Dalam menjalani kehidupan, tentu kita tidak terlepas dari kesalahan. Baik dalam berhubungan dari lingkungan terkecil yaitu keluarga, masyarakat, lingkungan kerja hingga lingkungan kehidupan bernegara. Hal ini merupakan hal lumrah, sebagaimana yang Alloh nyatakan dalam firmanNya :

“Manusia itu diciptakan dalam keadaan lemah.” (An Nisa: 28)

“Sesungguhnya manusia itu sangat zhalim dan sangat mengingkari (nikmat Allah).” (Ibrahim: 34)

Rasulullah pun menegaskan tentang kelemahan dan kekurangan anak cucu Adam ini. Dari sahabat Anas bin Malik , bahwa Rasulullah bersabda:

“Setiap anak Adam (manusia) pasti sering berbuat kesalahan.....” (H.R. Ibnu Majah no. 4251 dan lainnya).

Jika demikian apakah lantas manusia menikmati dan membiarkan setiap kesalahan dan dosanya? Tentu tidak. Islam telah mengajarkan bagaimana menyikapi dengan sebaik-baiknya dosa atau kesalahan tersebut. Mari sejenak menatap beberapa ayat di bawah ini :

“Dan (ingatlah) ketika Kami berfirman kepada para malaikat, “Sujudlah kamu kepada Adam!”, maka mereka pun sujud kecuali iblis...” (QS. Al-Baqarah : 34).

“Lalu setan memperdayakan keduanya (adam dan hawa) dari surga. Sehingga keduanya dikeluarkan dari segala kenikmatan)”. (QS. Al-Baqarah : 36)

Ayat di atas menunjukkan kisah dosa atau kesalahan pertama kali yang dilakukan makhluk Alloh. Ayat ke 34 yaitu tidak maunya iblis untuk bersujud kepada Adam saat Alloh menciptakannya. Kemudian pada ayat ke 36 adalah kesalahan yang dilakukan oleh kakek dan nenek moyang kita, yaitu Nabi Adam beserta istrinya yang dikarenakan bujukan setan mereka akhirnya melanggar perintah Alloh untuk tidak mendekati pohon terlarang.

Kemudian mari kita saksikan ekspresi masing-masing dari Iblis dan Nabi Adam setelah melakukan kesalahan.

Inilah jawaban iblis ketika ditanya oleh Alloh : "Dan Allah berfirman,"Apa yang menyebabkan kamu tidak mau bersujud kepada Adam, ketika Aku perintahkan?" Iblis menjawab,"Aku lebih baik daripada dia (Adam); engkau ciptakan aku dari api sedangkan dia (Adam) Engkau ciptakan dari tanah" (Al-Araf : 12).

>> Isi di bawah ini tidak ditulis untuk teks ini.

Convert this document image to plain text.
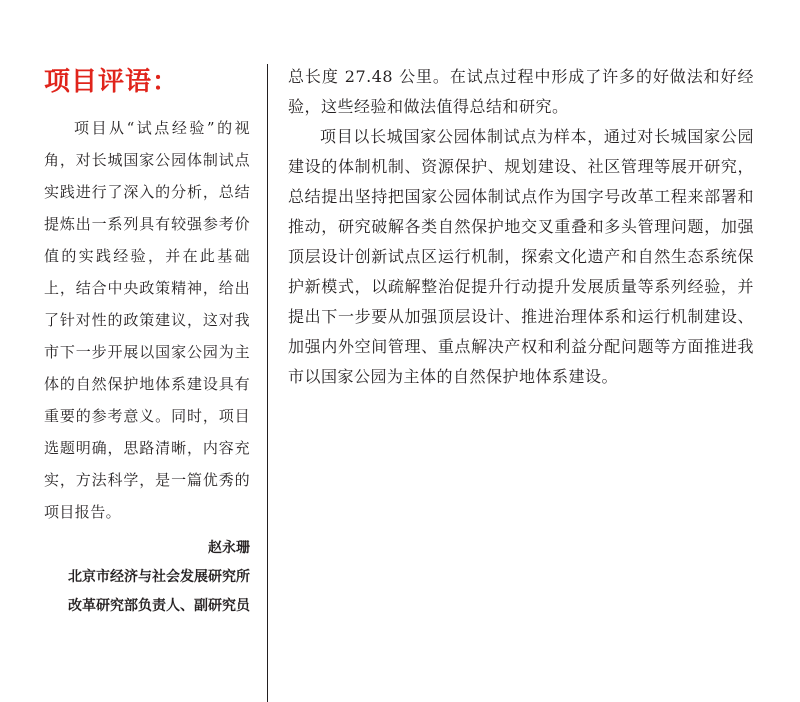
项目评语：

项目从“试点经验”的视角，对长城国家公园体制试点实践进行了深入的分析，总结提炼出一系列具有较强参考价值的实践经验，并在此基础上，结合中央政策精神，给出了针对性的政策建议，这对我市下一步开展以国家公园为主体的自然保护地体系建设具有重要的参考意义。同时，项目选题明确，思路清晰，内容充实，方法科学，是一篇优秀的项目报告。

赵永珊
北京市经济与社会发展研究所
改革研究部负责人、副研究员

总长度 27.48 公里。在试点过程中形成了许多的好做法和好经验，这些经验和做法值得总结和研究。

项目以长城国家公园体制试点为样本，通过对长城国家公园建设的体制机制、资源保护、规划建设、社区管理等展开研究，总结提出坚持把国家公园体制试点作为国字号改革工程来部署和推动，研究破解各类自然保护地交叉重叠和多头管理问题，加强顶层设计创新试点区运行机制，探索文化遗产和自然生态系统保护新模式，以疏解整治促提升行动提升发展质量等系列经验，并提出下一步要从加强顶层设计、推进治理体系和运行机制建设、加强内外空间管理、重点解决产权和利益分配问题等方面推进我市以国家公园为主体的自然保护地体系建设。
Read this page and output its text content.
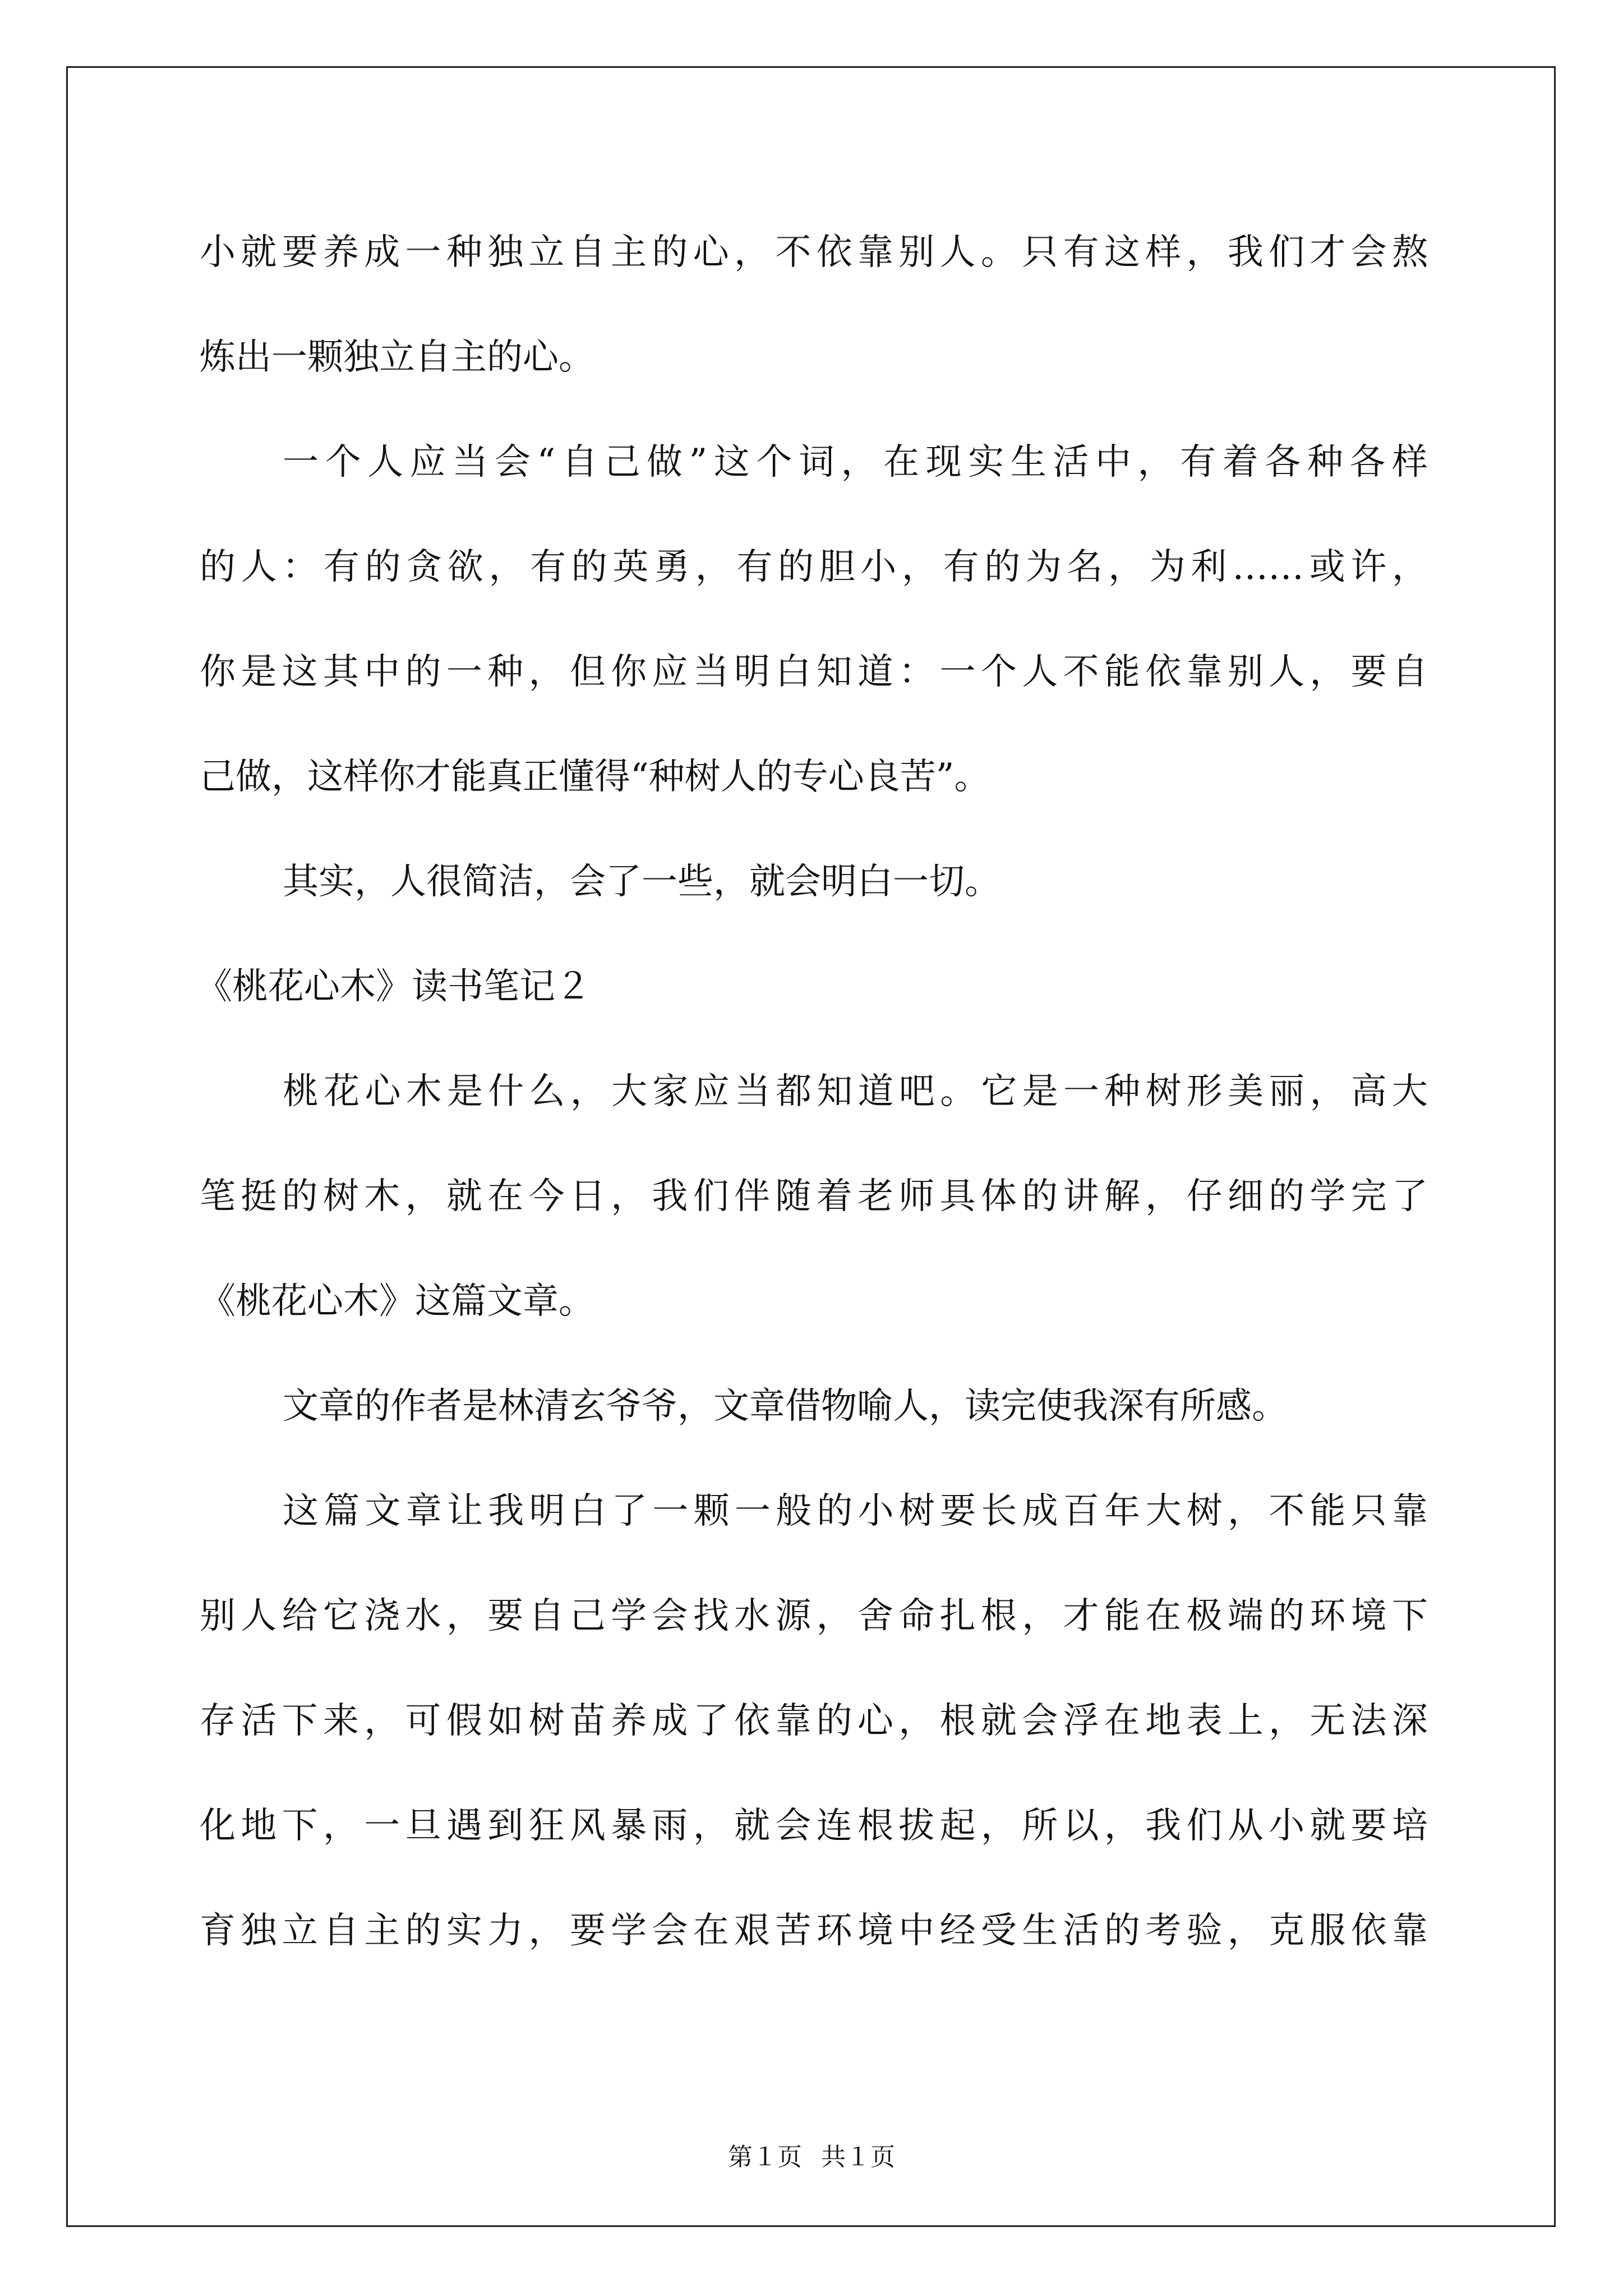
小就要养成一种独立自主的心，不依靠别人。只有这样，我们才会熬
炼出一颗独立自主的心。
一个人应当会“自己做”这个词，在现实生活中，有着各种各样
的人：有的贪欲，有的英勇，有的胆小，有的为名，为利……或许，
你是这其中的一种，但你应当明白知道：一个人不能依靠别人，要自
己做，这样你才能真正懂得“种树人的专心良苦”。
其实，人很简洁，会了一些，就会明白一切。
《桃花心木》读书笔记２
桃花心木是什么，大家应当都知道吧。它是一种树形美丽，高大
笔挺的树木，就在今日，我们伴随着老师具体的讲解，仔细的学完了
《桃花心木》这篇文章。
文章的作者是林清玄爷爷，文章借物喻人，读完使我深有所感。
这篇文章让我明白了一颗一般的小树要长成百年大树，不能只靠
别人给它浇水，要自己学会找水源，舍命扎根，才能在极端的环境下
存活下来，可假如树苗养成了依靠的心，根就会浮在地表上，无法深
化地下，一旦遇到狂风暴雨，就会连根拔起，所以，我们从小就要培
育独立自主的实力，要学会在艰苦环境中经受生活的考验，克服依靠
第１页 共１页
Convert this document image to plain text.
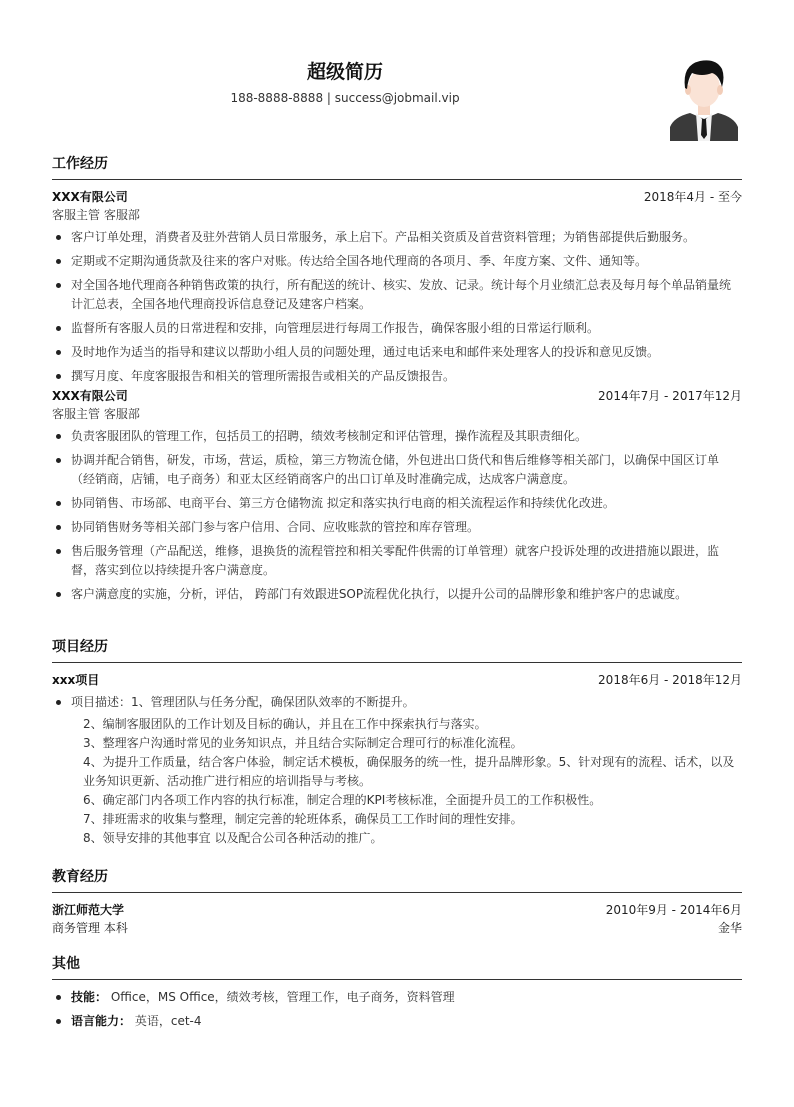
超级简历
188-8888-8888 | success@jobmail.vip
工作经历
XXX有限公司	2018年4月 - 至今
客服主管 客服部
客户订单处理，消费者及驻外营销人员日常服务，承上启下。产品相关资质及首营资料管理；为销售部提供后勤服务。
定期或不定期沟通货款及往来的客户对账。传达给全国各地代理商的各项月、季、年度方案、文件、通知等。
对全国各地代理商各种销售政策的执行，所有配送的统计、核实、发放、记录。统计每个月业绩汇总表及每月每个单品销量统计汇总表，全国各地代理商投诉信息登记及建客户档案。
监督所有客服人员的日常进程和安排，向管理层进行每周工作报告，确保客服小组的日常运行顺利。
及时地作为适当的指导和建议以帮助小组人员的问题处理，通过电话来电和邮件来处理客人的投诉和意见反馈。
撰写月度、年度客服报告和相关的管理所需报告或相关的产品反馈报告。
XXX有限公司	2014年7月 - 2017年12月
客服主管 客服部
负责客服团队的管理工作，包括员工的招聘，绩效考核制定和评估管理，操作流程及其职责细化。
协调并配合销售，研发，市场，营运，质检，第三方物流仓储，外包进出口货代和售后维修等相关部门，以确保中国区订单（经销商，店铺，电子商务）和亚太区经销商客户的出口订单及时准确完成，达成客户满意度。
协同销售、市场部、电商平台、第三方仓储物流 拟定和落实执行电商的相关流程运作和持续优化改进。
协同销售财务等相关部门参与客户信用、合同、应收账款的管控和库存管理。
售后服务管理（产品配送，维修，退换货的流程管控和相关零配件供需的订单管理）就客户投诉处理的改进措施以跟进，监督，落实到位以持续提升客户满意度。
客户满意度的实施，分析，评估， 跨部门有效跟进SOP流程优化执行，以提升公司的品牌形象和维护客户的忠诚度。
项目经历
xxx项目	2018年6月 - 2018年12月
项目描述：1、管理团队与任务分配，确保团队效率的不断提升。
2、编制客服团队的工作计划及目标的确认，并且在工作中探索执行与落实。
3、整理客户沟通时常见的业务知识点，并且结合实际制定合理可行的标准化流程。
4、为提升工作质量，结合客户体验，制定话术模板，确保服务的统一性，提升品牌形象。5、针对现有的流程、话术，以及业务知识更新、活动推广进行相应的培训指导与考核。
6、确定部门内各项工作内容的执行标准，制定合理的KPI考核标准，全面提升员工的工作积极性。
7、排班需求的收集与整理，制定完善的轮班体系，确保员工工作时间的理性安排。
8、领导安排的其他事宜 以及配合公司各种活动的推广。
教育经历
浙江师范大学	2010年9月 - 2014年6月
商务管理 本科	金华
其他
技能： Office，MS Office，绩效考核，管理工作，电子商务，资料管理
语言能力： 英语，cet-4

Dan inilah ekspresi Nabi Adam alaihissalam Hawa, Keduanya berdoa : “Ya Tuhan kami, kami telah menganiaya diri kami sendiri. Jika Engkau tidak mengampuni kami dan memberi rahmat kepada kami, niscaya kami termasuk orang-orang yang rugi” (Al Araf : 23).

Dari dua dalil di atas, ada dua hal juga yang dapat kita ambil hikmahnya. Pertama, bahwa konsep berfikir iblis ketika ditanya oleh Alloh mengenai alasan mengapa dia tidak mau bersujud kepada Nabi Adam adalah alasan yang sifatnya materialistis, yaitu dengan cara membandingkan antara tanah dan api. Dan menganggap bahwa api lebih baik dan mulia dari pada tanah. Padahal tak pantaslah sebagai hamba Alloh, ketika sudah mendapati kebenaran atau diberikan nasihat atas kesalahan pada dirinya kemudian ia membantah dan mengelak dengan mengatakan “oh...saya ini lebih mulia..” atau “oh saya ini pejabat...” atau “oh..saya ini orang kaya” dan sebagainya yang dikaitkan dengan kemuliaan materialistis. Karena betapa banyaknya di antara kita ketika diberikan nasihat, kemudian mempertahankan kesalahan kita hanya dikarenakan merasa lebih “tinggi” dari yang memberikan nasihat. Misalnya di dalam kehidupan rumah tangga, seorang ayah tidak bersedia diberikan nasihat dari anggota keluarganya. Atau yang lebih tinggi misalnya, seorang presiden tidak mau tunduk pada sebuah kebenaran atau nasihat yang datangnya dari rakyat jelata. Padahal sejatinya kebenaran itu adalah datang dari Alloh subhanahuu wata ala.

Kedua, ketika kita sudah melakukan kesalahan maka cepat-cepatlah kita segera mengakui kesalahan kita dan kemudian memohon ampun kepada Alloh atas segala kesalahan yang telah kita lakukan. Perhatikanlah doa yang dilantunkan oleh Nabi Adam di atas. Doa pengakuan yang tulus dan pasrah atas segala kesalahan dan kemudian diteruskan dengan pengharapan atas segala ampunan dari Sang Maha Pengampun.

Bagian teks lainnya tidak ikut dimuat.